• okudum
    • okuyorum
    • okumak istiyorum
  • youreads puanı (8.14)
bir süre yere paralel gittikten sonra - barış bıçakçı
“bir şey sunulmuştu bana, bir hediye, bir meyve. ama ben o meyveden tadamadım, gök erik gibi kaldı avcumda dünya. şimdi ben uykusuzum, yalınayağım, kendimle meşgulüm. kapımın önünde boş peynir tenekeleri, yağmur suyu biriktiriyorum. kendi kendime, sanatçı tecrübe edinemeyen insandır, diyorum, bu dünyada hiçbir tecrübesi olmayan insandır ama şimdi sen karala bunun üstünü, yırt sen bunu, olmadı çünkü, olmadı işte. nafile.”
bir intiharın çevresinde, insanlar...
o kızın intiharıyla birbirlerine yaklaşan...
kendi içlerine ve geçmişe dalan...
onu kaybetmenin acısıyla başka sevdiklerine eğilen...
nasıl da mühimdir aşk sakarlıkları, sevgi ihmalleri; nasıl hayat kurtarır eşin-dostun bakım, onarımı...
barış bıçakçı’dan, yine usul usul edebiyat.


  1. !---- spoiler ----!

    kızılaya doğru yürümeye başladı. herkes kendisinden daha neşeli ve daha hızlı görünüyordu. bütün şehir neşeliydi.
    onunsa içinde berbat bir mağlubiyet hissi vardı

    !---- spoiler ----!
  2. """ve ben bir adım atarak korkuluğa yaklaşacağım, saçlarımı balkondan aşağı sarkıtacağım, kendimi boşluğa bırakacağım. yolda karşıma iyi niyetli biri çıkacak ve soracak olursa, aşağıdaki insanları gösterip, bir süre yere paralel gittikten sonra onlara anlayamayacakları şeyler anlattım diyeceğim. öyle olsun."""

    barış bıçakçının en güzel isimli kitabıdır. ruh halim dengesiz gittiğinde fısıldarım hep bunu. totem cümlesi bile denebilir benim için.
    yine o bildik barış bıçakçı anlatımı.. mırıl mırıl söylüyor sanki kelimeleri öyle hafif öyle naif...
  3. bir ölümü anlatır. başak intihar etmiştir. kitap sondan başlar. geçmiş, şimdi ve gelecek üçgeninde anlatılır olaylar. kitap küçük öyküler şeklinde ipe dizilmiş boncuk taneleri gibi kurgulanmıştır. hepsi hem ayrı ayrı anlamlı hem bütünün parçaları. barış bıçakçı bölümleri ustalıkla birbirine bağlamış. bir bölümde bahsedilen ayrıntı sayfalar sonra başka bir bölümde karşınıza çıkıyor. kitap sürerken sanki yavaş yavaş doğan güneşle dünyanın aydınlanması gibi olaylar açıklığa kavuşuyor.
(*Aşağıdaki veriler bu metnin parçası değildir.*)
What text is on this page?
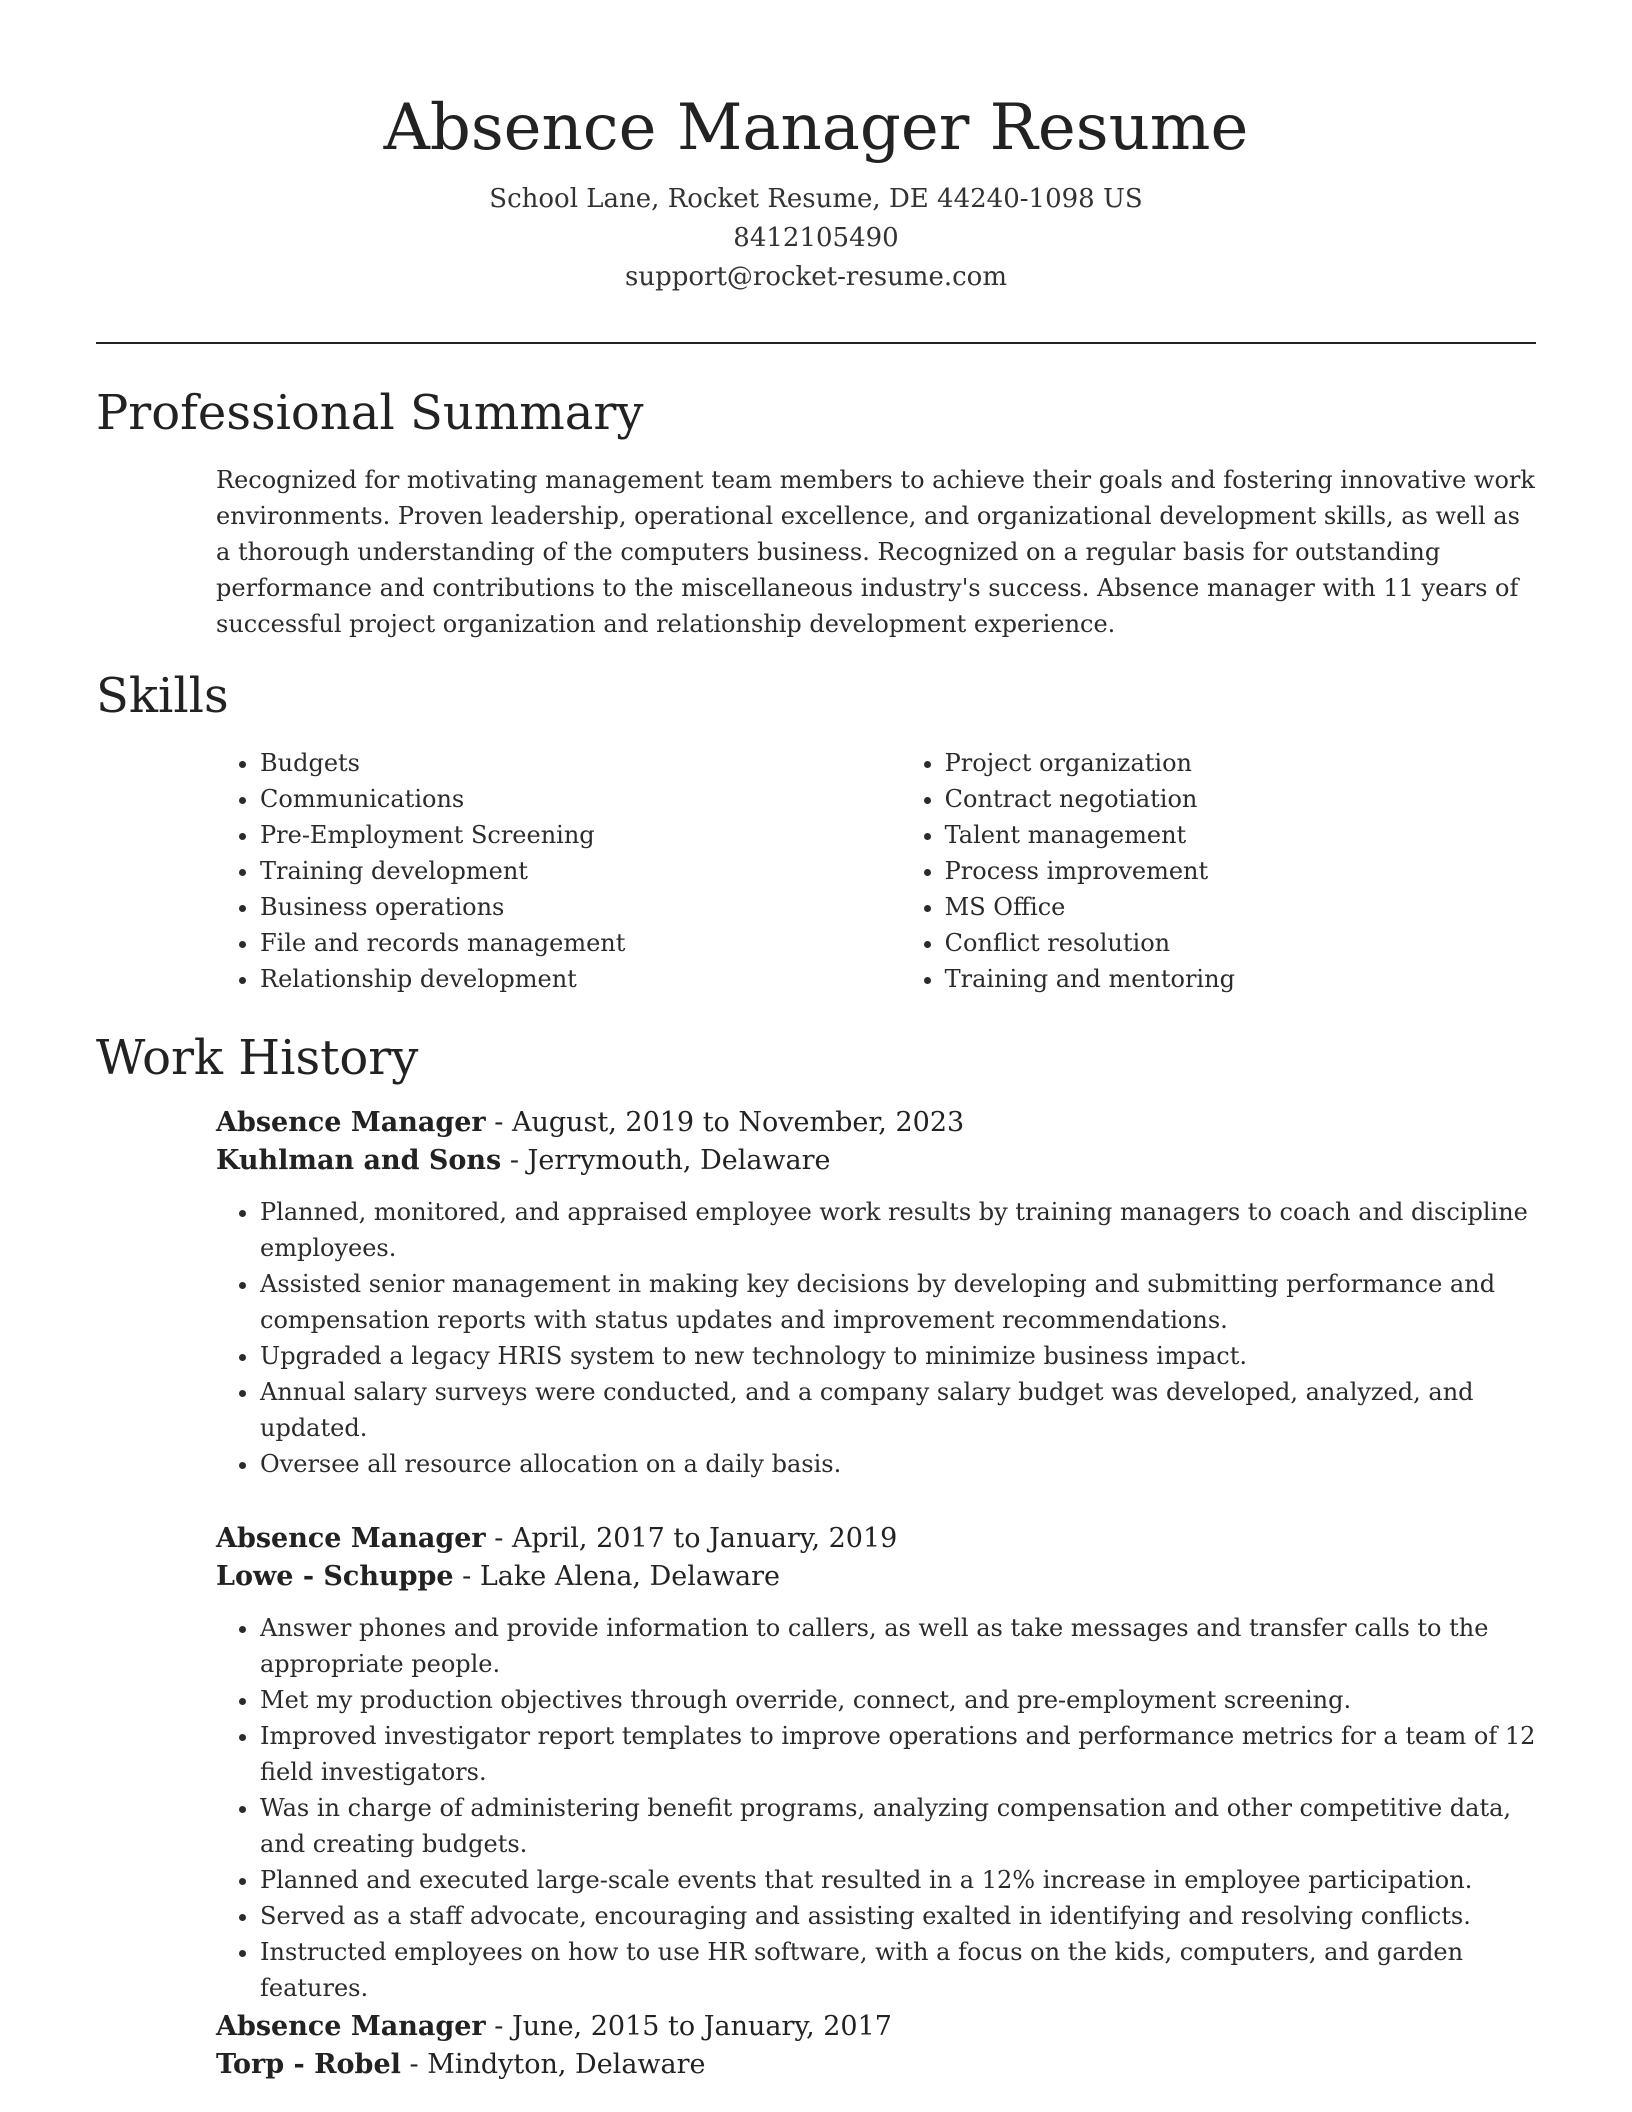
Absence Manager Resume
School Lane, Rocket Resume, DE 44240-1098 US
8412105490
support@rocket-resume.com
Professional Summary

Recognized for motivating management team members to achieve their goals and fostering innovative work environments. Proven leadership, operational excellence, and organizational development skills, as well as a thorough understanding of the computers business. Recognized on a regular basis for outstanding performance and contributions to the miscellaneous industry's success. Absence manager with 11 years of successful project organization and relationship development experience.

Skills
• Budgets
• Communications
• Pre-Employment Screening
• Training development
• Business operations
• File and records management
• Relationship development
• Project organization
• Contract negotiation
• Talent management
• Process improvement
• MS Office
• Conflict resolution
• Training and mentoring
Work History
Absence Manager - August, 2019 to November, 2023
Kuhlman and Sons - Jerrymouth, Delaware
• Planned, monitored, and appraised employee work results by training managers to coach and discipline employees.
• Assisted senior management in making key decisions by developing and submitting performance and compensation reports with status updates and improvement recommendations.
• Upgraded a legacy HRIS system to new technology to minimize business impact.
• Annual salary surveys were conducted, and a company salary budget was developed, analyzed, and updated.
• Oversee all resource allocation on a daily basis.
Absence Manager - April, 2017 to January, 2019
Lowe - Schuppe - Lake Alena, Delaware
• Answer phones and provide information to callers, as well as take messages and transfer calls to the appropriate people.
• Met my production objectives through override, connect, and pre-employment screening.
• Improved investigator report templates to improve operations and performance metrics for a team of 12 field investigators.
• Was in charge of administering benefit programs, analyzing compensation and other competitive data, and creating budgets.
• Planned and executed large-scale events that resulted in a 12% increase in employee participation.
• Served as a staff advocate, encouraging and assisting exalted in identifying and resolving conflicts.
• Instructed employees on how to use HR software, with a focus on the kids, computers, and garden features.
Absence Manager - June, 2015 to January, 2017
Torp - Robel - Mindyton, Delaware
    barış bıçakçı öyle gerçekçi çizmiş ki karakteri okurken sanki bir şey olacak ve başak ölmeyecekmiş hissi uyanıyor. intiharı anlatmasına rağmen insanı umutlandıran bir kitap. bununla birlikte okurken kafamın içinde hep şu şarkı sözü yankılandı: "kâğıttan kayıklarla denizler geçilmiyor."

    okurken herkesin altı çizili satırları olur. bu kitapta "uzağımda dur yakını göremiyorum" diye bir ifade var ki kitaptaki bütün altı çizili satırlardan daha çok sevdirdi kendini bana.

    başak ve umut'un abidin isimli yakın bir arkadaşları vardır. umut ve abidin'in sona doğru başak'ın yaptığı resimler üzerine konuşmaları, başak'ın resimlerinin roman boyunca sanki roman karakteri gibi sürekli göz önünde olması bana şu dizeleri hatırlattı:

    "sen mutluluğun resmini yapabilir misin abidin?"

    !---- spoiler ----!

    intihar eden başak insanlar için "bir süre yere paralel gittikten sonra onlara anlamayacakları şeyler anlattım" der. sona gelindiğinde kardeşi umut bu ifadeye karşılık olarak yakın arkadaşları abidin'le başak'ın intiharı hakkında konuşurken "asıl sorun anlayamayacağımız şeyler anlattığını söylemesinde. bu yanlış! çünkü insanız. anlarız!" diyor.

    yazar bu noktada insanların birbirlerine olan anlayışsızlığını yüzlerine çarpar. okuyucuyu kendine getirir.

    kitapta "yolun sonuna doğru haklı çıktı dostoyevski" isimli bir bölüm var. bu bölümde umut tarafından söylenen şu cümleler etkileyici:

    "anlıyorum gerçekten de... ama bak yolun sonuna doğru haklı çıktı dostoyevski. 'her şeyi fazlasıyla anlamak hastalıktır,' demiş ya... ben de hastalandım işte."
    !---- spoiler ----!
  4. barış bıçakçı'nın en iyi kitabıdır kanımca. çok uzun zamandır anlatmak istediklerimi bu kadar sade ve akıcı, içerisinde bir tek dahi fazla kelime barındırmadan bu denli duygu yüklü anlatabilen başka bir yazar, böyle bir kitap hiç okumadım.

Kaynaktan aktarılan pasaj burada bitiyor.